I listened to the young people at the Learning Creates Australia event I was at, and heard stories of them being ill-informed about their future choices as school agendas dominated over student agendas. I heard of them succeeding by finding their own learning survival strategies to overcome the pressure from schools. And I heard them seeking to find ways of validating themselves outside of academic success.

The current school system privileges the highly competitive kids who have learnt to play the current school assessment game well.  Hence there is talk about development of learner profiles including skills and capability measurements.  The danger is that they will simply change the game that people are playing in how to score highly.

Changing Assessment

We need to develop, recognise and reward something other than competition if we really want to change assessment.  And this is not giving a medal to the loser – that is still a competitive mindset.  This is about having a profile developed which prevents people from being the ‘winner’ at everything.  For example, X achieves their best work working on their own, or X achieves their best work working with others. X can’t be both.  That doesn’t mean X can’t be a good team player and good at working on their own, but it forces a choice that shifts away from being ‘the best’. 

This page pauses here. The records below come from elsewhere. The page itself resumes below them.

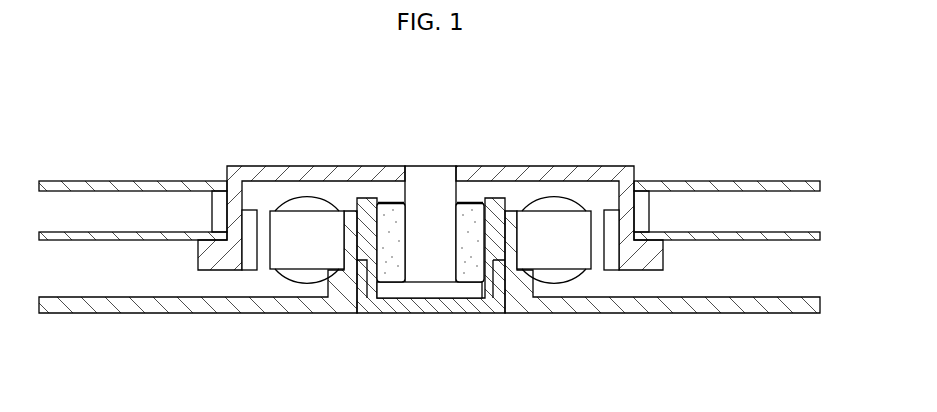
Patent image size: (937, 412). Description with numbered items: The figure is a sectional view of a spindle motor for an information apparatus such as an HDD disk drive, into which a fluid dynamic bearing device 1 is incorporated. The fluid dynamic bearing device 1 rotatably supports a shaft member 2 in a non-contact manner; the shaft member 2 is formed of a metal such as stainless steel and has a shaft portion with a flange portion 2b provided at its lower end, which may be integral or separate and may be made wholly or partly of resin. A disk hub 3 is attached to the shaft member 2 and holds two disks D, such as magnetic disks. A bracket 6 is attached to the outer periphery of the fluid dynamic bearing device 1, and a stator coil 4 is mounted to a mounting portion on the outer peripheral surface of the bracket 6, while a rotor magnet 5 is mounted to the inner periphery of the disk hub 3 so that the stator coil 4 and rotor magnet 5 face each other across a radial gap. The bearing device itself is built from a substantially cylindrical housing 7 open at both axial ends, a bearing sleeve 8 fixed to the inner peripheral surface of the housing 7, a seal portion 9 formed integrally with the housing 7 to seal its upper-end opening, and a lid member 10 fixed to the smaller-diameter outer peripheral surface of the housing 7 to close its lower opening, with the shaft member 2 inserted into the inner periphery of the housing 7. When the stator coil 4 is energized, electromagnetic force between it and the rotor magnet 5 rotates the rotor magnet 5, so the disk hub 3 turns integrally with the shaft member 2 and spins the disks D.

The fluid dynamic bearing device 1 is at (497, 197).
The shaft member 2 is at (433, 166).
The flange portion 2b is at (408, 290).
The disk hub 3 is at (583, 172).
The stator coil 4 is at (585, 262).
The rotor magnet 5 is at (611, 266).
The bracket 6 is at (522, 303).
The housing 7 is at (363, 197).
The bearing sleeve 8 is at (470, 204).
The seal portion 9 is at (390, 203).
The lid member 10 is at (461, 305).
The disk D is at (735, 181).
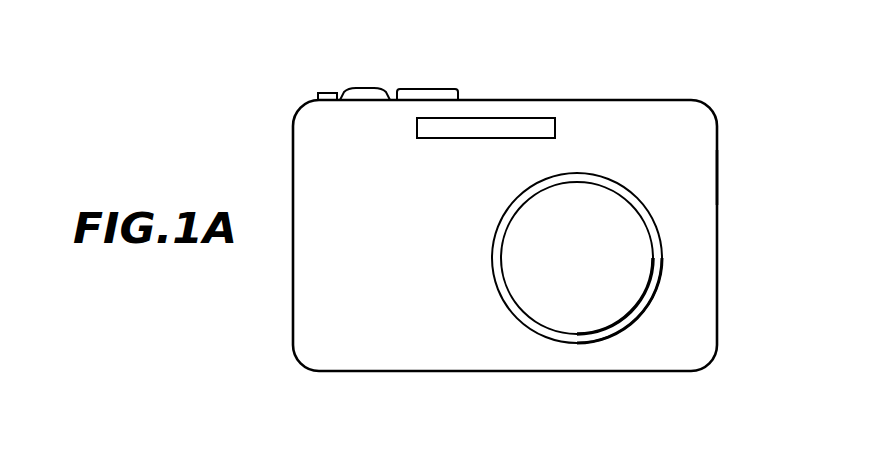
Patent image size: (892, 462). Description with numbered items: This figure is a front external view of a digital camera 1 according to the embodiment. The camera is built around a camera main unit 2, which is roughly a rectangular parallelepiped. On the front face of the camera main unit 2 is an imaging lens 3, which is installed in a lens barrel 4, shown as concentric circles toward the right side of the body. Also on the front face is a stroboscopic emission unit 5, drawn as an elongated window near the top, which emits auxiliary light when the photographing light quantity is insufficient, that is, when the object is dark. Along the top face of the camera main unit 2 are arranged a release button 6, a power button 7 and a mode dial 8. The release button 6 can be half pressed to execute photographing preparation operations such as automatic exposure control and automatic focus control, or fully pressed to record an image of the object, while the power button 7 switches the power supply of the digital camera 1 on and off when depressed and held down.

The digital camera 1 is at (707, 97).
The camera main unit 2 is at (718, 177).
The imaging lens 3 is at (634, 235).
The lens barrel 4 is at (658, 292).
The stroboscopic emission unit 5 is at (493, 127).
The release button 6 is at (367, 90).
The power button 7 is at (328, 92).
The mode dial 8 is at (435, 87).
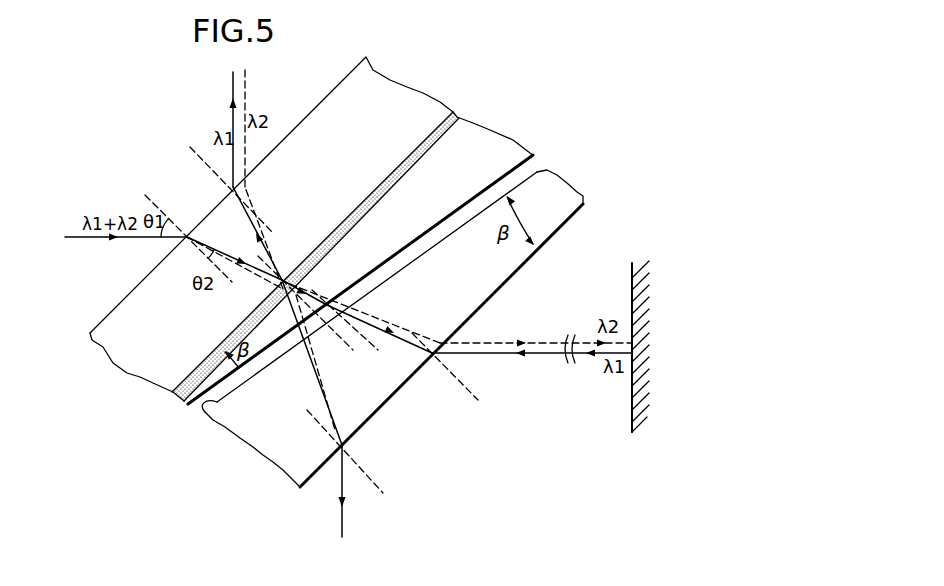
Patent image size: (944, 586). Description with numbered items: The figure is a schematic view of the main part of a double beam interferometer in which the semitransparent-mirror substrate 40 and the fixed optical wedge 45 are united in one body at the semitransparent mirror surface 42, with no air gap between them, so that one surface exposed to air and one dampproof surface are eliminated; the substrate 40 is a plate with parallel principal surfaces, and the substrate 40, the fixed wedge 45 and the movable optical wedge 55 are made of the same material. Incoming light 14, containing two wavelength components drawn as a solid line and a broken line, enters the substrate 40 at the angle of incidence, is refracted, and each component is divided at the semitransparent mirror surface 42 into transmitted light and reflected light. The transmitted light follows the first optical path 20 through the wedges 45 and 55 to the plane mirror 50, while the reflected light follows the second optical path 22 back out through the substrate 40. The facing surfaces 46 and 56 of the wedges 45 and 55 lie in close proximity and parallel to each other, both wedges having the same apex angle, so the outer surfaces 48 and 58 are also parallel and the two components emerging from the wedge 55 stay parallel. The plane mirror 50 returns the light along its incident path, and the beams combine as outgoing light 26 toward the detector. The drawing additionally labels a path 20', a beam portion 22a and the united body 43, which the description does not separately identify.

The incoming light 14 is at (75, 235).
The first optical path 20 is at (532, 379).
The forward beam 20' is at (536, 320).
The second optical path 22 is at (232, 122).
The reflected beam 22a is at (277, 263).
The outgoing light 26 is at (342, 528).
The semitransparent-mirror substrate 40 is at (142, 355).
The semitransparent mirror surface 42 is at (397, 160).
The beam splitter assembly 43 is at (541, 114).
The fixed optical wedge 45 is at (482, 137).
The facing surface of fixed optical wedge 46 is at (522, 165).
The surface of fixed optical wedge 48 is at (398, 178).
The plane mirror 50 is at (632, 414).
The movable optical wedge 55 is at (277, 457).
The facing surface of movable optical wedge 56 is at (203, 413).
The surface of movable optical wedge 58 is at (380, 410).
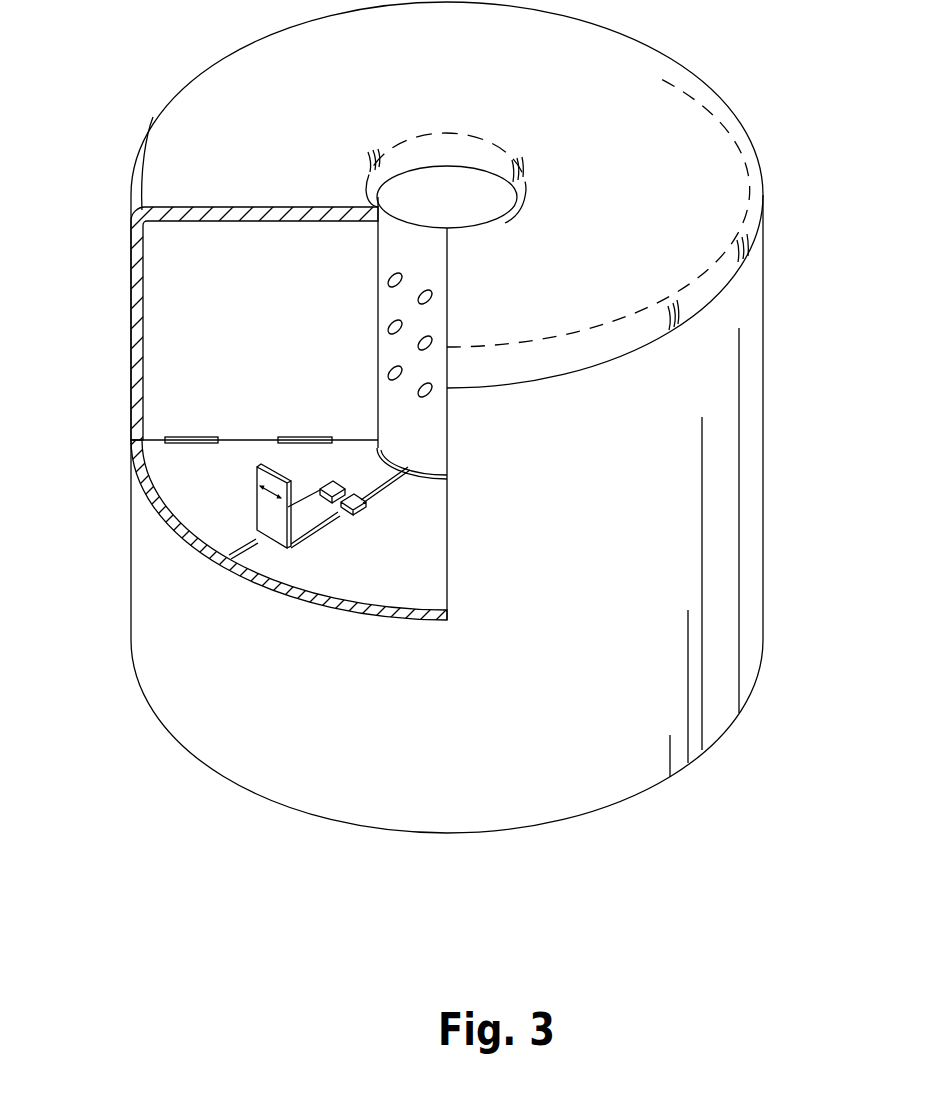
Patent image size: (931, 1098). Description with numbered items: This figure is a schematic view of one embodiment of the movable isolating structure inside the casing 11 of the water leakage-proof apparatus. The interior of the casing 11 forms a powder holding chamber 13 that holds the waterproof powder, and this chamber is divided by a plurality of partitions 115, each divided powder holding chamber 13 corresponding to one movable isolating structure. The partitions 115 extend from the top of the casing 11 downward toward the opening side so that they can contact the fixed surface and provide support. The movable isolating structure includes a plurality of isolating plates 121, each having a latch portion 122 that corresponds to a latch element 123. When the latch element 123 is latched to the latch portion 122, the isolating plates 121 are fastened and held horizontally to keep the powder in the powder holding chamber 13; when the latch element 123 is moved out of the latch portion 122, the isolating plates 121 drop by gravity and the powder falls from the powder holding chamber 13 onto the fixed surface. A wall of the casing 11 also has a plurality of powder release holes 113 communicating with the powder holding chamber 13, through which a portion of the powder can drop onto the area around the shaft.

It would be great if the PISA questions included less competitive statements. For example, ‘I want to be the best that I can be’ rather than ‘I want to be better than others’.  Allowing success to be defined in their own terms is key to teens being able to achieve it. We need to let them define the scope of who they want to compare themselves to as part of that achievement, and on what basis. 

But can you standardise this and scale it to allow Universities to discriminate on entry (which is what an admissions process is)?  Absolutely!  It just takes the willingness to do so.  And this means parents, schools, and government departments have to stop ranking against limited criteria and start to make comparisons on the basis of relative strengths where nobody can be the ‘best’ at all.